Si consiguiera llamar por teléfono… Eché un vistazo a la mesa de la oficina. Había un teléfono encima. ¿Pero aquellos botoncitos de colores no se encenderían si lo utilizaba? Además, haría demasiado ruido.

– ¿Has cambiado de idea? ¿Es eso posible? -preguntó Polly, muy molesta-. Tú fuiste quien viniste a nosotros, ¿recuerdas? Nos revelaste tu vida de pecado, y la vergüenza que sentías por haber acabado con la vida de niños y… esas otras cosas. ¿Algo de esto ha cambiado?

– No -contestó Godfrey, reflexivo-. Ninguna de esas cosas ha cambiado. Pero no veo la necesidad de incluir a ningún humano en mi sacrificio. De hecho, creo que se debería dejar a Farrell que hiciera las paces con Dios a su modo. No deberíamos obligarlo a que se inmolara.

– Necesitamos que vuelva Steve -dijo Polly a Sarah en un susurro.

Después solo escuché a Polly, por lo que deduje que Sarah había vuelto a la oficina a llamar a su marido.

Una de las luces del teléfono se iluminó. Sí, era lo que ella estaba haciendo. Así que me pillarían si intentaba usarlo. Quizá en un par de minutos.

Polly trataba de razonar con Godfrey. Godfrey no hablaba mucho, y no tenía ni idea de lo que pasaba por su cabeza. Me mantuve allí, contra la pared, con la esperanza de que nadie entrara en la oficina y diera la alarma, y también de que Godfrey no volviera a cambiar de idea.

Socorro, supliqué mentalmente. ¡Si fuera capaz de pedir ayuda con mi don!

Una idea me cruzó por la cabeza. Me obligué a calmarme, aunque me temblaban las piernas, y la rodilla y la cara me dolían horrores. Tal vez sí que pudiera llamar a alguien: Barry, el botones. Era un telépata, como yo. Sería capaz de oírme.

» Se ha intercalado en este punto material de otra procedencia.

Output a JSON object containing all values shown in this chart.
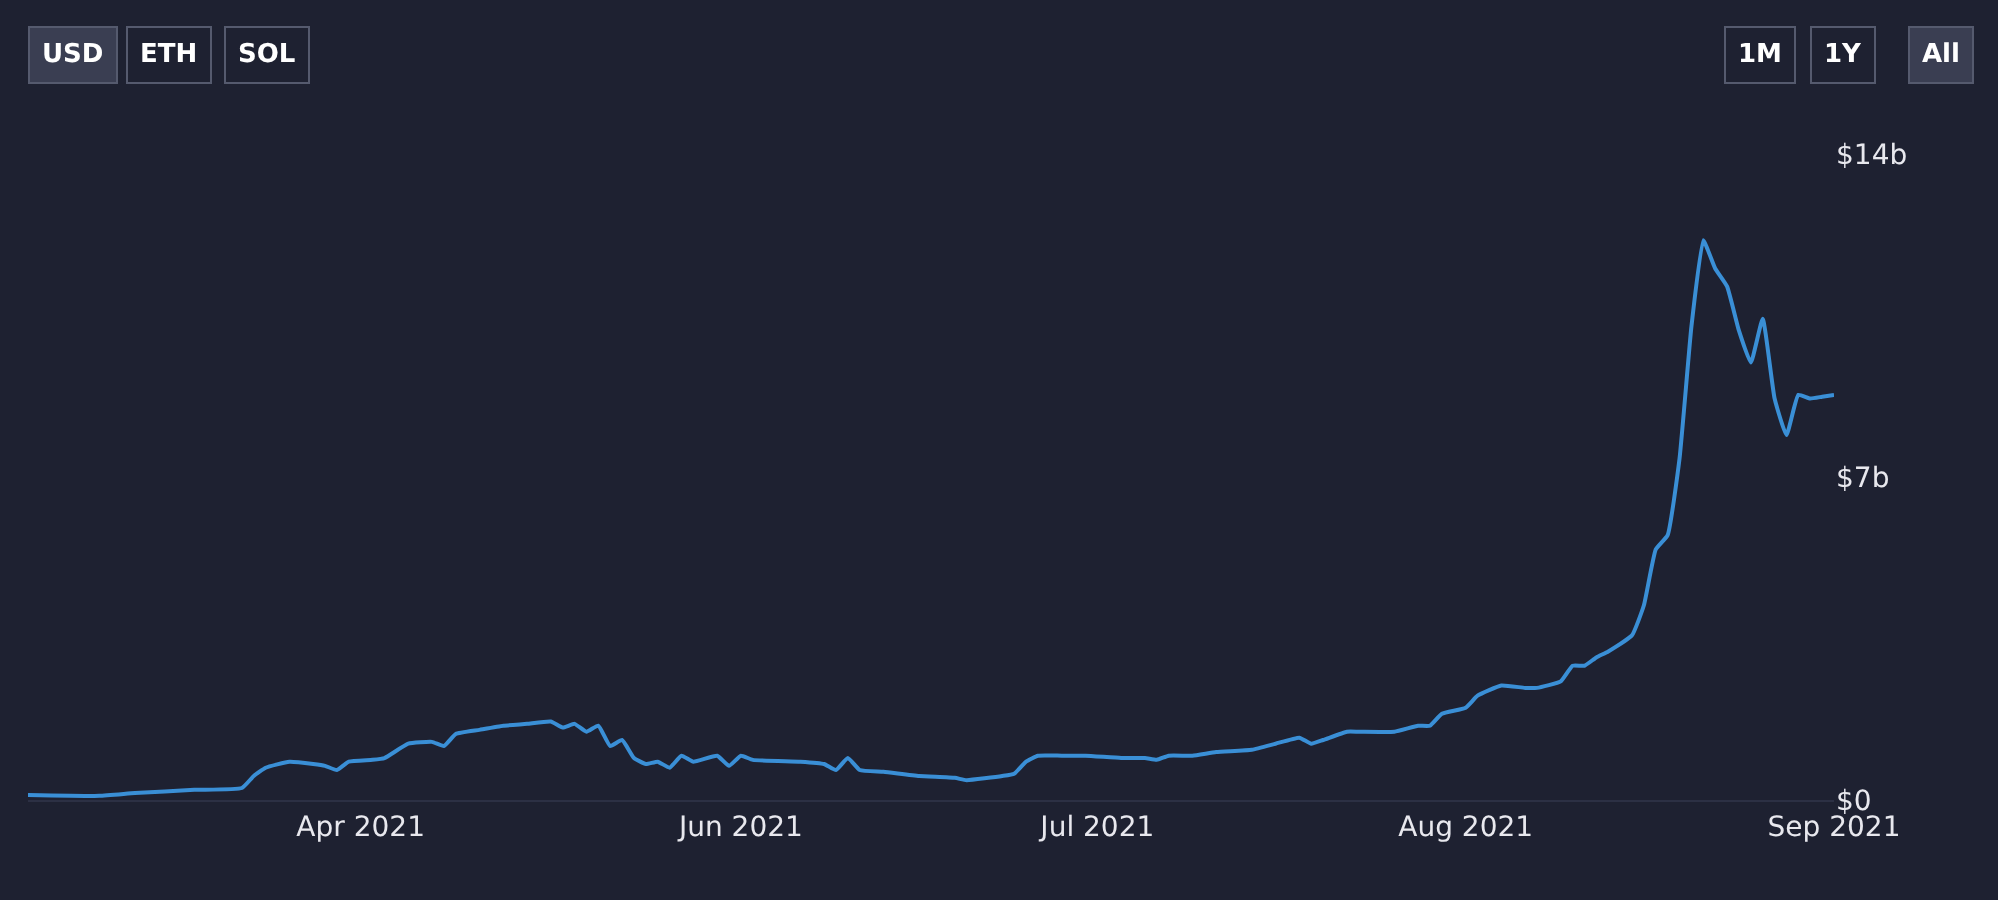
{
  "chart_data": {
    "type": "line",
    "annotations": [
      "USD",
      "ETH",
      "SOL",
      "1M",
      "1Y",
      "All"
    ],
    "x": [
      "2021-04-02",
      "2021-04-08",
      "2021-04-11",
      "2021-04-16",
      "2021-04-20",
      "2021-04-21",
      "2021-04-22",
      "2021-04-24",
      "2021-04-26",
      "2021-04-27",
      "2021-04-28",
      "2021-04-29",
      "2021-05-01",
      "2021-05-02",
      "2021-05-04",
      "2021-05-06",
      "2021-05-07",
      "2021-05-08",
      "2021-05-10",
      "2021-05-12",
      "2021-05-14",
      "2021-05-16",
      "2021-05-17",
      "2021-05-18",
      "2021-05-19",
      "2021-05-20",
      "2021-05-21",
      "2021-05-22",
      "2021-05-23",
      "2021-05-24",
      "2021-05-25",
      "2021-05-26",
      "2021-05-27",
      "2021-05-28",
      "2021-05-30",
      "2021-05-31",
      "2021-06-01",
      "2021-06-02",
      "2021-06-06",
      "2021-06-08",
      "2021-06-09",
      "2021-06-10",
      "2021-06-11",
      "2021-06-13",
      "2021-06-16",
      "2021-06-19",
      "2021-06-20",
      "2021-06-23",
      "2021-06-24",
      "2021-06-25",
      "2021-06-26",
      "2021-06-28",
      "2021-06-30",
      "2021-07-03",
      "2021-07-05",
      "2021-07-06",
      "2021-07-07",
      "2021-07-09",
      "2021-07-11",
      "2021-07-14",
      "2021-07-16",
      "2021-07-18",
      "2021-07-19",
      "2021-07-20",
      "2021-07-22",
      "2021-07-23",
      "2021-07-26",
      "2021-07-28",
      "2021-07-29",
      "2021-07-30",
      "2021-08-01",
      "2021-08-02",
      "2021-08-04",
      "2021-08-06",
      "2021-08-07",
      "2021-08-09",
      "2021-08-10",
      "2021-08-11",
      "2021-08-12",
      "2021-08-13",
      "2021-08-15",
      "2021-08-16",
      "2021-08-17",
      "2021-08-18",
      "2021-08-19",
      "2021-08-20",
      "2021-08-21",
      "2021-08-22",
      "2021-08-23",
      "2021-08-24",
      "2021-08-25",
      "2021-08-26",
      "2021-08-27",
      "2021-08-28",
      "2021-08-29",
      "2021-08-30",
      "2021-08-31",
      "2021-09-01"
    ],
    "series": [
      {
        "color": "#3a8fd6",
        "values": [
          0.11,
          0.09,
          0.15,
          0.22,
          0.26,
          0.52,
          0.7,
          0.83,
          0.78,
          0.74,
          0.65,
          0.83,
          0.87,
          0.91,
          1.22,
          1.26,
          1.17,
          1.43,
          1.52,
          1.61,
          1.65,
          1.7,
          1.57,
          1.65,
          1.48,
          1.61,
          1.17,
          1.3,
          0.91,
          0.78,
          0.83,
          0.7,
          0.96,
          0.83,
          0.96,
          0.74,
          0.96,
          0.87,
          0.83,
          0.78,
          0.65,
          0.91,
          0.65,
          0.61,
          0.52,
          0.48,
          0.43,
          0.52,
          0.57,
          0.83,
          0.96,
          0.96,
          0.96,
          0.91,
          0.91,
          0.87,
          0.96,
          0.96,
          1.04,
          1.09,
          1.22,
          1.35,
          1.22,
          1.3,
          1.48,
          1.48,
          1.48,
          1.61,
          1.61,
          1.87,
          2.0,
          2.26,
          2.48,
          2.43,
          2.43,
          2.57,
          2.91,
          2.91,
          3.09,
          3.22,
          3.57,
          4.22,
          5.43,
          5.74,
          7.4,
          10.26,
          12.13,
          11.52,
          11.13,
          10.17,
          9.48,
          10.43,
          8.7,
          7.91,
          8.78,
          8.7,
          8.74,
          8.78
        ]
      }
    ],
    "xlim": [
      "2021-04-02",
      "2021-09-01"
    ],
    "xticks": [
      {
        "value": "2021-04-30",
        "label": "Apr 2021"
      },
      {
        "value": "2021-06-01",
        "label": "Jun 2021"
      },
      {
        "value": "2021-07-01",
        "label": "Jul 2021"
      },
      {
        "value": "2021-08-01",
        "label": "Aug 2021"
      },
      {
        "value": "2021-09-01",
        "label": "Sep 2021"
      }
    ],
    "ylim": [
      0,
      14
    ],
    "yticks": [
      {
        "value": 0,
        "label": "$0"
      },
      {
        "value": 7,
        "label": "$7b"
      },
      {
        "value": 14,
        "label": "$14b"
      }
    ],
    "marker": "none",
    "line_style": "solid"
  }
}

Aunque nunca antes había intentado hacer algo como aquello… Bueno, en realidad tampoco había conocido a otro telépata. Traté de situarme en relación con Barry, asumiendo que ya estaba trabajando. Era más o menos la misma hora que cuando llegamos a Shreveport, así que no creo que me equivocara. Dibujé mi localización en el mapa, que por suerte había visto antes con Hugo (aunque ahora sabía que él había simulado no saber lo que era el centro de la Hermandad), y me imaginé que estaríamos al suroeste del hotel.

Me hallaba en un nuevo territorio mental. Reuní toda la energía que me quedaba y traté de comprimirla en una pelota en mi mente. Durante un segundo me sentí muy ridícula, pero cuando pensé lo que significaba salir de allí y alejarse de aquella gente, me di cuenta de que no me importaba en absoluto sentirme ridícula. Me concentré en Barry. Es difícil describir cómo lo hice, pero lo logré. Saber su nombre ayudó, y también conocer el lugar donde se encontraba.